Alcançou o 6.º lugar nos Jogos Olímpicos do Rio de Janeiro, em 2016. Já estará, certamente, a pensar em Tóquio 2020. Podemos apontar, neste momento, alguns dos seus objetivos para esta competição?

Depois dos Jogos Olímpicos de 2016, no Rio de Janeiro, o objetivo principal é estar presente na edição de 2020. Primeiro, existe a meta da qualificação, que espero conseguir alcançar muito em breve. Nos Jogos de Tóquio, os objetivos passam por conseguir um resultado melhor que o alcançado no Rio de Janeiro. Portanto, quero melhorar o 6.º lugar e também bater o meu recorde nacional [14,65, batido nos Jogos Olímpicos do Rio de Janeiro, em 2016]. Estou convicta que essa competição será importante para aumentar o recorde e confiante num bom resultado.

 

Uma das questões atualmente mais discutidas e comentadas no mundo do desporto, visa a diferença de visibilidade e de tratamento entre homens e mulheres. A Patrícia representa a excelência no desporto feminino. Ainda assim, sente, de alguma forma, essa diferença de tratamento?
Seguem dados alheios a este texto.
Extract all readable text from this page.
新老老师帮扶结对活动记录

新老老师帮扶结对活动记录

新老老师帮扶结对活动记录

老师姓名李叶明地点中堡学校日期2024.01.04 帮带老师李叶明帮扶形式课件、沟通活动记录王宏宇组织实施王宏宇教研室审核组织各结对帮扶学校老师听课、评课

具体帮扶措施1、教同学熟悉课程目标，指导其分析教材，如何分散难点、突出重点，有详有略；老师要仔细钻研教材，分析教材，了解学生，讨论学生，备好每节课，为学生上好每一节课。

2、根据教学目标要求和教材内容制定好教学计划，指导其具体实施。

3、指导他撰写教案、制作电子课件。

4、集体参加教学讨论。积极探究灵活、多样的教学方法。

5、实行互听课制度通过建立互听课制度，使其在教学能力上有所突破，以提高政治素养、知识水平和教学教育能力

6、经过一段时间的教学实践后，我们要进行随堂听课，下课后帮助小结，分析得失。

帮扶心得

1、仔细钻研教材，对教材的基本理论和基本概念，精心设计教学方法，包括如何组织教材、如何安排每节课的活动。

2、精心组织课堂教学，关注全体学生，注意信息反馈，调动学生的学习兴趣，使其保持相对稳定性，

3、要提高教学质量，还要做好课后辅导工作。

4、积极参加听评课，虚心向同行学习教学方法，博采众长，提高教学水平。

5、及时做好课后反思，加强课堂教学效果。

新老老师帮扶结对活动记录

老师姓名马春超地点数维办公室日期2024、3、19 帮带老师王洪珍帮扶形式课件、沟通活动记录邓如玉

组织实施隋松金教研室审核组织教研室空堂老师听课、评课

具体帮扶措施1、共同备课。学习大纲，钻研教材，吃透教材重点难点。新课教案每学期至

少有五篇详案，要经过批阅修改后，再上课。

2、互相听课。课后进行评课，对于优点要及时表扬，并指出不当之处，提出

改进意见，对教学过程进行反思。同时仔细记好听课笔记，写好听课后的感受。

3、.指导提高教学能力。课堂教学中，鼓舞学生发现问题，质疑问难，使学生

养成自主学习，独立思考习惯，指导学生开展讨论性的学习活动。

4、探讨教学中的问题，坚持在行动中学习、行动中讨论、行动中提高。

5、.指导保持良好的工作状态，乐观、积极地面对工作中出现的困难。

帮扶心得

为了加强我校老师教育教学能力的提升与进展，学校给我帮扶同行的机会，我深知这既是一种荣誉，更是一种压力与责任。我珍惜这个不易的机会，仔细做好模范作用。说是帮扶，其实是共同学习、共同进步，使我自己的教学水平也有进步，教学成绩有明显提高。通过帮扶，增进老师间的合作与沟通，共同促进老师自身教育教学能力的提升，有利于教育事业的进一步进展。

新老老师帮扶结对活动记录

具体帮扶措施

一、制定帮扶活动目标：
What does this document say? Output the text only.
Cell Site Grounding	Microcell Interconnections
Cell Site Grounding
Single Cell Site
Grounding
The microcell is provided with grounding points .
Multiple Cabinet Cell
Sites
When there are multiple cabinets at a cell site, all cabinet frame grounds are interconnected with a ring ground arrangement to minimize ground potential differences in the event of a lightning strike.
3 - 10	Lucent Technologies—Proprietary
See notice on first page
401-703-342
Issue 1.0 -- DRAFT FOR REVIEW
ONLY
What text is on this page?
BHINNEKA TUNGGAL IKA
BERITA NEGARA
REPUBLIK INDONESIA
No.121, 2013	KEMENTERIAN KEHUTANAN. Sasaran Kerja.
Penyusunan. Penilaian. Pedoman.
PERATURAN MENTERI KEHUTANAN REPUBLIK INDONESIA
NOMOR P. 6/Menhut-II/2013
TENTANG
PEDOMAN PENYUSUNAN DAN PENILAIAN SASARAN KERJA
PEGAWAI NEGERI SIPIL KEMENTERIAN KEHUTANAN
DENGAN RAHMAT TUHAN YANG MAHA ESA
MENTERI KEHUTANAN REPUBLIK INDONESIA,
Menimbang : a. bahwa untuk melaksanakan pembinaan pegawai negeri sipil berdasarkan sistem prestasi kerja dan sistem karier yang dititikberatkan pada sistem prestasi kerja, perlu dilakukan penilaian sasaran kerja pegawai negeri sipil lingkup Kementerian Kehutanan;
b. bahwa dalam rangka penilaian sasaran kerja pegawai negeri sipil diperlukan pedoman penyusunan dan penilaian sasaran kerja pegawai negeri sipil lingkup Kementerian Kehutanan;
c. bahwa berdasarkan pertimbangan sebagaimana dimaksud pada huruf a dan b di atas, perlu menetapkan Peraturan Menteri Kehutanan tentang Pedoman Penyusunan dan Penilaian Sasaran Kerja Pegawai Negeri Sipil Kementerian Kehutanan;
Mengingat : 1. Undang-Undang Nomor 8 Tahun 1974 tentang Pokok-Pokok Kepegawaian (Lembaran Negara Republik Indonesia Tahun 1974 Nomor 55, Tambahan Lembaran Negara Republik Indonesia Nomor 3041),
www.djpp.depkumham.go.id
Se calhar senti mais quando era mais nova. Quando comecei a treinar, cruzei-me com algumas pessoas que achavam que o triplo-salto era uma disciplina muito dura e que, provavelmente, eu não seria bem-sucedida. Mas isso tem muito mais a ver com a história da própria disciplina, pois, no início, o triplo-salto era apenas feito por homens, devido a um estereótipo que afirmava que as mulheres não conseguiam cumprir determinadas ações, mais exigentes para o coro. Mas nos dias de hoje, sinceramente, já não sinto tanto essa diferença. Ao contrário dos desportos coletivos, como, por exemplo, no futebol – onde as mulheres não têm o mesmo reconhecimento e tratamento dos homens –, não sinto esse problema no mundo do atletismo.  Estamos numa era em que as mulheres podem fazer tudo o que desejam e isso é o mais importante. Em vez de nos agarrarmos a estereótipos ou àquilo que os outros pensam e dizem, devemos, isso sim, continuar a mostrar o que conseguimos fazer.

 

Já teve várias experiências em televisão, nomeadamente, no programa “Fama Show”, da SIC. Como correu esse projeto? É algo que gostaria de fazer, de forma mais permanente, no futuro, ou até mesmo após a conclusão da sua carreira desportiva?
A minha experiência no “Fama Show” foi mesmo muito gira. Estava fora da minha zona de conforto, mas, rapidamente, consegui habituar-me àquela realidade e, na verdade, gostei muito da experiência. Foi pena não ter continuado, pois, neste momento, tenho de dar prioridade ao atletismo; e com as viagens e as competições não é possível continuar nesse projeto. No entanto, ficou o “bichinho” e, quem sabe, talvez depois da minha carreira desportiva possa participar num projeto televisivo. Era algo que, confesso, antes desta experiência não me agradava tanto – tinha alguma vergonha de falar na televisão –, mas, agora, com o hábito de falar em público, com o convívio com os jornalistas, mudei um pouco de opinião e até estou a pensar experimentar algo nessa área. Estou mesmo a ponderar fazer um curso de atriz, após terminar a minha carreira. Quem sabe? Talvez descubra novos talentos…. Espero ter essa oportunidade.